髪の毛の悩みなら公女様にお任せあれ!~ヘアスタイルから始まる領地改革

 ◇◆◇

「ベアトリス王女様にご挨拶申し上げます。わたくしルミナリア公爵の孫のルシアナ・スタインフェルドと申します」

 目の前に座る女性に向かって、ルシアナはスカートをつまんで軽く膝を折った。

 まっ……眩しい……っ!

 ベアトリス王女がキラキラと輝いて見えるのはきっと、窓から差す陽の光のせいだけじゃない。
 ケイリーの性別を変えたらこんな感じ。を具現化したような女性だ。
 
 青リンゴ色の瞳と、クイッと上がった口角。髪の色もごく淡い金髪とケイリーと同じだが、ケイリーは少し癖があったのに対して、ベアトリスのはストレートヘアで腰の辺りまで伸ばしている。

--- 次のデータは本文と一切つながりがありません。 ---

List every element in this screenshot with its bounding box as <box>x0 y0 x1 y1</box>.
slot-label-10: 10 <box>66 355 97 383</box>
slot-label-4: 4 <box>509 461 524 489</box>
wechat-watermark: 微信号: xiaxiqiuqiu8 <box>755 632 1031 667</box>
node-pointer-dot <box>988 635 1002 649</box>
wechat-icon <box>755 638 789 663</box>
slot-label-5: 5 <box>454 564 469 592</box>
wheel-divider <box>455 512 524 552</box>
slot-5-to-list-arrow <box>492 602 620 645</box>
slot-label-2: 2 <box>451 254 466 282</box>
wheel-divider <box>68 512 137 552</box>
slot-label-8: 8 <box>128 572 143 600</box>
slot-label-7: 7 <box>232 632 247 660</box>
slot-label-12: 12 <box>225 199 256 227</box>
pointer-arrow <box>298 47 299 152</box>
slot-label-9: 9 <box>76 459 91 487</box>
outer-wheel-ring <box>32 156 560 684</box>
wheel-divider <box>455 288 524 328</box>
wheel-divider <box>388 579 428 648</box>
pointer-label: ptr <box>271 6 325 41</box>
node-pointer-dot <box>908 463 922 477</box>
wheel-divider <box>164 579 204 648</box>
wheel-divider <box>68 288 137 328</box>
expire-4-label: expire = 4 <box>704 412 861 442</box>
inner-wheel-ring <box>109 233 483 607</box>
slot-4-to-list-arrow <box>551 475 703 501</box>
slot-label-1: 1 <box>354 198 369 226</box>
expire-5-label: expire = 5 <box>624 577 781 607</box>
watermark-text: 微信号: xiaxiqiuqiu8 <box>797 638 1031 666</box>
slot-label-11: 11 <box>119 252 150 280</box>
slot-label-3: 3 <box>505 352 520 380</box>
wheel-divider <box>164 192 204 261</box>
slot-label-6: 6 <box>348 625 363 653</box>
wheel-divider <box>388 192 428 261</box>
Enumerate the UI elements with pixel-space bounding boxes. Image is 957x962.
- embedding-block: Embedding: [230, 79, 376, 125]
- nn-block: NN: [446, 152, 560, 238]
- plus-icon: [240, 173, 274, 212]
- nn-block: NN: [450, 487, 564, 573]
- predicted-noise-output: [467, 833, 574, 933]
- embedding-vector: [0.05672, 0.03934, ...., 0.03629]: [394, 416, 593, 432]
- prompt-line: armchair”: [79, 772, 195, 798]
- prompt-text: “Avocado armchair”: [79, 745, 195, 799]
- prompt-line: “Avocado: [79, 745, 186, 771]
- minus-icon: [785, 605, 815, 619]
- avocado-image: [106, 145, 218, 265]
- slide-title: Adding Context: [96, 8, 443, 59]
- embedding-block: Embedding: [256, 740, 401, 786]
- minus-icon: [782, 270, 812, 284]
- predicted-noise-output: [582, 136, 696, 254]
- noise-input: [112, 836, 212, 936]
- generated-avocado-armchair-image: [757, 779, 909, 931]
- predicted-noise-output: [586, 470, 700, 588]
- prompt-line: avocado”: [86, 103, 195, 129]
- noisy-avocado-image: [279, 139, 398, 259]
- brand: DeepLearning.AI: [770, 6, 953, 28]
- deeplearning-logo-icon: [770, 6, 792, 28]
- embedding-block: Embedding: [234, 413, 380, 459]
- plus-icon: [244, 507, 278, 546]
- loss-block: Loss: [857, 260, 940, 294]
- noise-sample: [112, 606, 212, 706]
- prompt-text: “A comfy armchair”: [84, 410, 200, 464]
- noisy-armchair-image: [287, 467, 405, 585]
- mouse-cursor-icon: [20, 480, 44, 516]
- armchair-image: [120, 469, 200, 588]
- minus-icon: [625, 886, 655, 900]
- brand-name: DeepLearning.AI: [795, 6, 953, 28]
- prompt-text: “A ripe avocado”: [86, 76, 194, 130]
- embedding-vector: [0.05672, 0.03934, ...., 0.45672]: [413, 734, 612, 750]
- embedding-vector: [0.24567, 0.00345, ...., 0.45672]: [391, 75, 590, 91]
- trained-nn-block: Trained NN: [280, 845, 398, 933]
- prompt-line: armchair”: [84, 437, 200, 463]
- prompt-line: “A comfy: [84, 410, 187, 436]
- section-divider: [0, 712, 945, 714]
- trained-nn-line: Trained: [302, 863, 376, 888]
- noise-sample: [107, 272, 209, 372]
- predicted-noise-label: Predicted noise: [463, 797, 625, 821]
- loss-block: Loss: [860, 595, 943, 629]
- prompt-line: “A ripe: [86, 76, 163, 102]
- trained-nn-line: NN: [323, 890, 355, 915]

「待っていたわ! 遠路はるばる来てくれてありがとう。疲れたでしょう? こちらに座って話しましょう」

 王女付きの侍女が椅子を用意してくれたので、遠慮なく座らせてもらうことにした。ずっと馬車で座っての移動だったので、立ち続けるのは辛いなと思っていたところだった。

「手紙にも書いたけれど私、婚約するの。婚約発表の為にパーティーを開いても良かったのだけれど、デビュタントボールの時が時期的に丁度良くて。一番人が集まるしね。経費削減の為にも一緒にしちゃえばいいでしょ? もちろん主役はデビュタント達よ。婚約発表するだけだし、そもそも大部分の人は既に私が誰と婚約するかなんて知ってるもの。今更よね。ふふふ」

 くすくすと笑ってみせるベアトリスの頬には、小さなエクボが浮かんでいる。
 経費削減だなんて、王女はなかなかお茶目な方らしい。美人な上に親しみやすい人柄とは、隣国の王子が虜になるのも頷ける。
 もう一度笑ったベアトリスは、「ごめんなさい」と謝った。

「私ったら一人でお喋りしちゃったわ。せっかくのお茶が冷めちゃうわね。どうぞ召し上がって」
「ありがとうございます」

 勧められるがままにティーカップに口をつけると、ふわっとマスカットのような爽やかな香りが口の中に広がった。
 普段ルシアナが飲んでいる茶葉とは明らかに違う、極上品だと少し飲んだだけで分かった。